March 29, 2026 - 8:00am

Lenten Meditation: March 29, 2026

Lenten Meditation: March 29, 2026

Matthew 21:5

Tell the daughter of Zion,
Look, your king is coming to you,
humble and mounted on a donkey,
and on a colt, the foal of a donkey. (Matthew 21:5)

Procession

Some of the earliest acts of Christian worship are processions, processions and Eucharist. Considering the words of Jesus, you might guess it would become Foot Washing, Table Fellowship, and maybe Baptism. We get processions because early in the practice of the church, Christians traced the final walk of Jesus from his betrayal to his crucifixion to his burial. Helena, the mother of the Roman Emperor Constantine, travels to Muslim controlled Jerusalem and finds there buildings marking a pilgrims’ way, and practices of procession from place to place.

I love a procession for one reason. The Palm Sunday procession is a commemoration of a turning upside down, a carnival like mocking of the Imperial Roman procession that John Dominic Crossan writes would have been entering Jerusalem from the other side of the city at exactly the same time as Jesus’s shamble of a tiny horse ride. Rome’s procession of military might to keep Jerusalem calm during their festival would have been designed to intimidate. Jesus’s procession was designed to liberate, to fulfill the prophecy that God would return to God’s people and free them. How is a man on a little animal supposed to do that? Maybe the prophecy that the new Moses would ride in on a colt meant for after the battles were over, after the peace had been negotiated.

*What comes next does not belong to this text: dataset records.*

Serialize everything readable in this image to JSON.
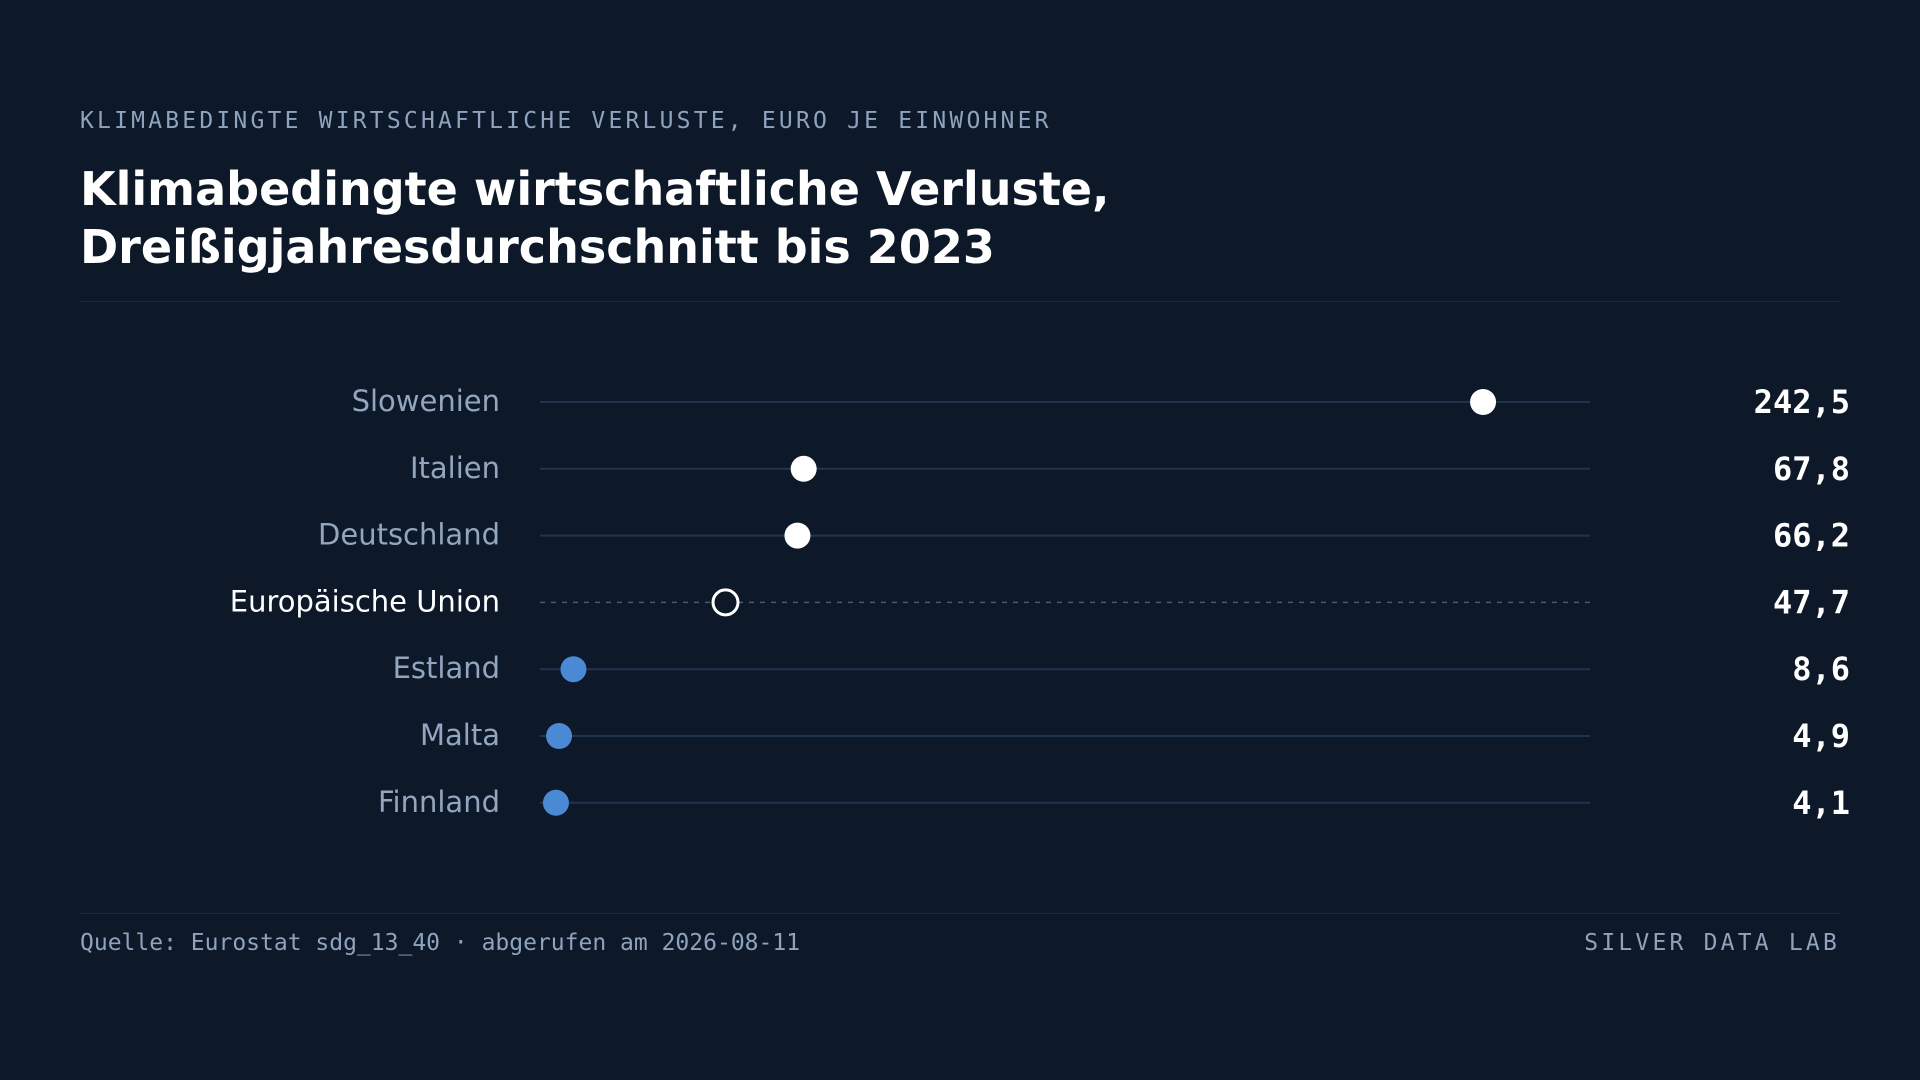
{
  "header": {
    "kicker": "KLIMABEDINGTE WIRTSCHAFTLICHE VERLUSTE, EURO JE EINWOHNER",
    "title_line1": "Klimabedingte wirtschaftliche Verluste,",
    "title_line2": "Dreißigjahresdurchschnitt bis 2023"
  },
  "footer": {
    "source": "Quelle: Eurostat sdg_13_40 · abgerufen am 2026-08-11",
    "brand": "SILVER DATA LAB"
  },
  "colors": {
    "background": "#0d1829",
    "track": "#21344d",
    "label": "#93a6bf",
    "highlight_label": "#ffffff",
    "dot_high": "#ffffff",
    "dot_low": "#4a8ad4",
    "value": "#ffffff"
  },
  "chart_data": {
    "type": "dot",
    "unit": "Euro je Einwohner",
    "xlim": [
      0,
      270
    ],
    "grid": false,
    "legend": "none",
    "categories": [
      "Slowenien",
      "Italien",
      "Deutschland",
      "Europäische Union",
      "Estland",
      "Malta",
      "Finnland"
    ],
    "values": [
      242.5,
      67.8,
      66.2,
      47.7,
      8.6,
      4.9,
      4.1
    ],
    "value_labels": [
      "242,5",
      "67,8",
      "66,2",
      "47,7",
      "8,6",
      "4,9",
      "4,1"
    ],
    "highlight": [
      "Europäische Union"
    ],
    "dot_style": [
      "filled-white",
      "filled-white",
      "filled-white",
      "hollow-white",
      "filled-blue",
      "filled-blue",
      "filled-blue"
    ]
  }
}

But, Jesus had been a miracle worker, a healer. He had inspired us with his promises. We saw ourselves in his parable. He has changed us, maybe his gentle, revolutionary provocation would be miraculous as well, some might have thought? Like a choice to go out on the street today, some came and dropped their cloaks, and reached up to tear down palm leaves and throw them in his path, fulfilling the prophecy with their actions. Claiming the dreams of generations, for freedom and peace for their people. We remember in our processions. May we enter this most holy week with dreams of freedom in our eyes, improbable as they are. God has promised.